社会人であれば、部署が変わっても、なぜ同じように高いパフォーマンスが発揮できるのかという理由もここから説明できます。

つまり、はじめの部署で高いパフォーマンスを出している人は、その「具体的仕事」から抽象度を挙げて、一般化、ルール化しているのです。そして、新しい部署に着任したら、その新しい具体的な仕事に適用しているだけの話なのです。

抽象度の低い人は、一般化、ルール化できないため、すべてが具体的仕事と考えてしまい、一からやり直しという発想しか持ち合わせていません。これは、まさにすべての数学の問題をマスターしないと受験では高得点は取れないと考えている受験生と同じで苦労するパターンなのです。

では、次に気になるのは「抽象度を引き上げるためにはどうしたらいいか」ということです。

そのためには、次のような問いかけ言葉を子どもに使ってみてください。

「要するにどういうこと?」

人は「要するにどういうこと?」と問われると、枝葉をそぎ落として、幹だけを選択するようになります。つまり、まとめる作業を自動的に行うようになります。

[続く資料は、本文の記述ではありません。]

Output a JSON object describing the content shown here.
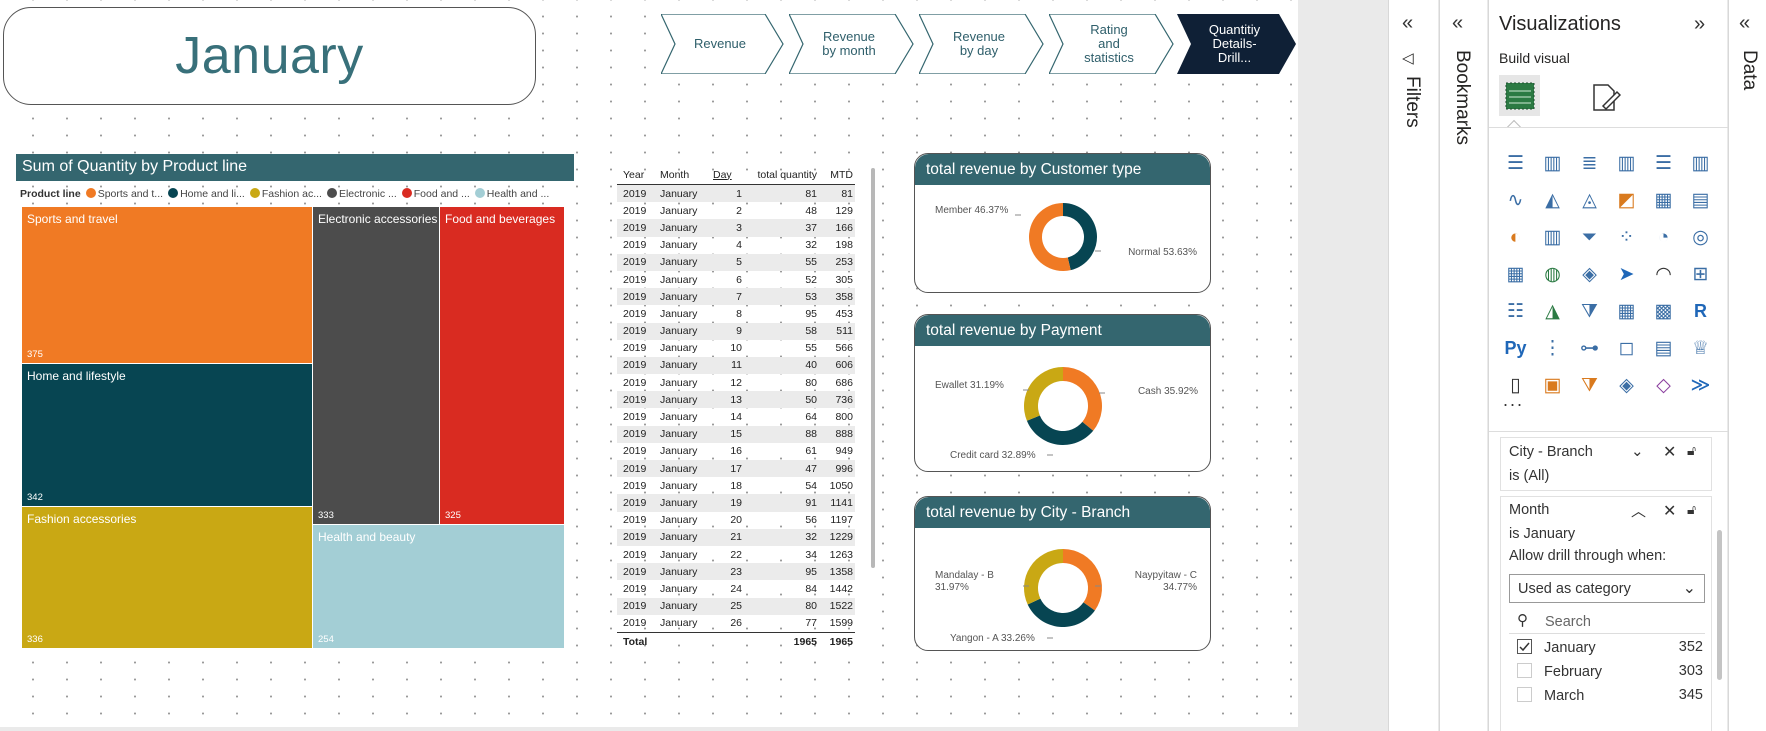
{
  "page_title": "January",
  "nav_buttons": [
    {
      "label": "Revenue"
    },
    {
      "label": "Revenue\nby month"
    },
    {
      "label": "Revenue\nby day"
    },
    {
      "label": "Rating\nand\nstatistics"
    },
    {
      "label": "Quantitiy\nDetails-\nDrill..."
    }
  ],
  "treemap": {
    "title": "Sum of Quantity by Product line",
    "legend_title": "Product line",
    "legend": [
      {
        "label": "Sports and t...",
        "color": "#f07a24"
      },
      {
        "label": "Home and li...",
        "color": "#074552"
      },
      {
        "label": "Fashion ac...",
        "color": "#c9a814"
      },
      {
        "label": "Electronic ...",
        "color": "#4c4c4c"
      },
      {
        "label": "Food and ...",
        "color": "#d92b21"
      },
      {
        "label": "Health and ...",
        "color": "#a3ced5"
      }
    ],
    "tiles": [
      {
        "name": "Sports and travel",
        "value": "375",
        "color": "#f07a24"
      },
      {
        "name": "Home and lifestyle",
        "value": "342",
        "color": "#074552"
      },
      {
        "name": "Fashion accessories",
        "value": "336",
        "color": "#c9a814"
      },
      {
        "name": "Electronic accessories",
        "value": "333",
        "color": "#4c4c4c"
      },
      {
        "name": "Food and beverages",
        "value": "325",
        "color": "#d92b21"
      },
      {
        "name": "Health and beauty",
        "value": "254",
        "color": "#a3ced5"
      }
    ]
  },
  "table": {
    "headers": [
      "Year",
      "Month",
      "Day",
      "total quantity",
      "MTD"
    ],
    "rows": [
      [
        "2019",
        "January",
        "1",
        "81",
        "81"
      ],
      [
        "2019",
        "January",
        "2",
        "48",
        "129"
      ],
      [
        "2019",
        "January",
        "3",
        "37",
        "166"
      ],
      [
        "2019",
        "January",
        "4",
        "32",
        "198"
      ],
      [
        "2019",
        "January",
        "5",
        "55",
        "253"
      ],
      [
        "2019",
        "January",
        "6",
        "52",
        "305"
      ],
      [
        "2019",
        "January",
        "7",
        "53",
        "358"
      ],
      [
        "2019",
        "January",
        "8",
        "95",
        "453"
      ],
      [
        "2019",
        "January",
        "9",
        "58",
        "511"
      ],
      [
        "2019",
        "January",
        "10",
        "55",
        "566"
      ],
      [
        "2019",
        "January",
        "11",
        "40",
        "606"
      ],
      [
        "2019",
        "January",
        "12",
        "80",
        "686"
      ],
      [
        "2019",
        "January",
        "13",
        "50",
        "736"
      ],
      [
        "2019",
        "January",
        "14",
        "64",
        "800"
      ],
      [
        "2019",
        "January",
        "15",
        "88",
        "888"
      ],
      [
        "2019",
        "January",
        "16",
        "61",
        "949"
      ],
      [
        "2019",
        "January",
        "17",
        "47",
        "996"
      ],
      [
        "2019",
        "January",
        "18",
        "54",
        "1050"
      ],
      [
        "2019",
        "January",
        "19",
        "91",
        "1141"
      ],
      [
        "2019",
        "January",
        "20",
        "56",
        "1197"
      ],
      [
        "2019",
        "January",
        "21",
        "32",
        "1229"
      ],
      [
        "2019",
        "January",
        "22",
        "34",
        "1263"
      ],
      [
        "2019",
        "January",
        "23",
        "95",
        "1358"
      ],
      [
        "2019",
        "January",
        "24",
        "84",
        "1442"
      ],
      [
        "2019",
        "January",
        "25",
        "80",
        "1522"
      ],
      [
        "2019",
        "January",
        "26",
        "77",
        "1599"
      ]
    ],
    "total_label": "Total",
    "total_quantity": "1965",
    "total_mtd": "1965"
  },
  "chart_data": [
    {
      "type": "pie",
      "title": "total revenue by Customer type",
      "slices": [
        {
          "label": "Member",
          "value": 46.37,
          "text": "Member 46.37%",
          "color": "#074552"
        },
        {
          "label": "Normal",
          "value": 53.63,
          "text": "Normal 53.63%",
          "color": "#f07a24"
        }
      ]
    },
    {
      "type": "pie",
      "title": "total revenue by Payment",
      "slices": [
        {
          "label": "Cash",
          "value": 35.92,
          "text": "Cash 35.92%",
          "color": "#f07a24"
        },
        {
          "label": "Credit card",
          "value": 32.89,
          "text": "Credit card 32.89%",
          "color": "#074552"
        },
        {
          "label": "Ewallet",
          "value": 31.19,
          "text": "Ewallet 31.19%",
          "color": "#c9a814"
        }
      ]
    },
    {
      "type": "pie",
      "title": "total revenue by City - Branch",
      "slices": [
        {
          "label": "Naypyitaw - C",
          "value": 34.77,
          "text": "Naypyitaw - C\n34.77%",
          "color": "#f07a24"
        },
        {
          "label": "Yangon - A",
          "value": 33.26,
          "text": "Yangon - A 33.26%",
          "color": "#074552"
        },
        {
          "label": "Mandalay - B",
          "value": 31.97,
          "text": "Mandalay - B\n31.97%",
          "color": "#c9a814"
        }
      ]
    }
  ],
  "panes": {
    "filters": "Filters",
    "bookmarks": "Bookmarks",
    "data": "Data"
  },
  "visualizations": {
    "title": "Visualizations",
    "build_visual": "Build visual",
    "icons": [
      "stacked-bar",
      "stacked-column",
      "clustered-bar",
      "clustered-column",
      "100-bar",
      "100-column",
      "line",
      "area",
      "stacked-area",
      "line-column",
      "ribbon",
      "waterfall",
      "scatter",
      "column-alt",
      "funnel",
      "scatter-dots",
      "pie",
      "donut",
      "treemap",
      "map",
      "filled-map",
      "azure-map",
      "gauge",
      "card",
      "multirow-card",
      "kpi",
      "slicer",
      "table",
      "matrix",
      "r-visual",
      "python-visual",
      "key-influencers",
      "decomposition-tree",
      "qa",
      "narrative",
      "trophy",
      "paginated-report",
      "card-new",
      "slicer-new",
      "power-apps",
      "diamond",
      "power-automate"
    ],
    "more": "..."
  },
  "filters": {
    "city_branch": {
      "title": "City - Branch",
      "state": "is (All)"
    },
    "month": {
      "title": "Month",
      "state": "is January",
      "drill_label": "Allow drill through when:",
      "drill_option": "Used as category",
      "search_placeholder": "Search",
      "items": [
        {
          "label": "January",
          "count": "352",
          "checked": true
        },
        {
          "label": "February",
          "count": "303",
          "checked": false
        },
        {
          "label": "March",
          "count": "345",
          "checked": false
        }
      ]
    }
  }
}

先ほどの犬の例で言えば、「チワワって要するに何?」と問われれば、「犬」となります。「犬って要するに何?」と問われれば、「哺乳類」となりますね。つまり、「要するに?」と問われると抽象度は自然と上がっていきます。

できる子は、自分で「要するに何?」とまとめることを“自動的”にやっています。文章を読んでも、「要するに何を言っているの、この文章は?」とか、数学の問題をやっていても、「要するにどういうこと?」「要するにどういうパターン?」と自問自答を無意識にしています。

雑談の中でマジックワードを織り交ぜる

『同じ勉強をしていて、なぜ差がつくのか?』書影

木村さんのお子さんは中学生なので、親が子どもに勉強を教えることは容易ではないと思います。ですから、日常生活の中での雑談の中で、このマジックワードを織り交ぜることをお勧めします。すると、頭脳は「考えるモード」に切り替わっていきます。または、この記事を子どもに紹介してもらってもいいですし、次のようなことを子どもに教えて伝えてみるのも効果的です。

「勉強しているときに『要するにどういうこと?』『簡単に言うとどういうこと?』『コツは何?』と自問自答すると、大切な部分(ポイント)が見えてくるみたいよ。ポイント(幹)がつかめると、その他の部分(枝葉)も理解できるようになるようだから、試してみるのもいいかもよ」

実践するかどうかわかりませんが、少なくとも、子どもの頭には、「要するに」という言葉が残ると思います。もしそれが機能すれば、これまでとはまったく異なる“景色”が見えてくることに子どもは驚くと思います。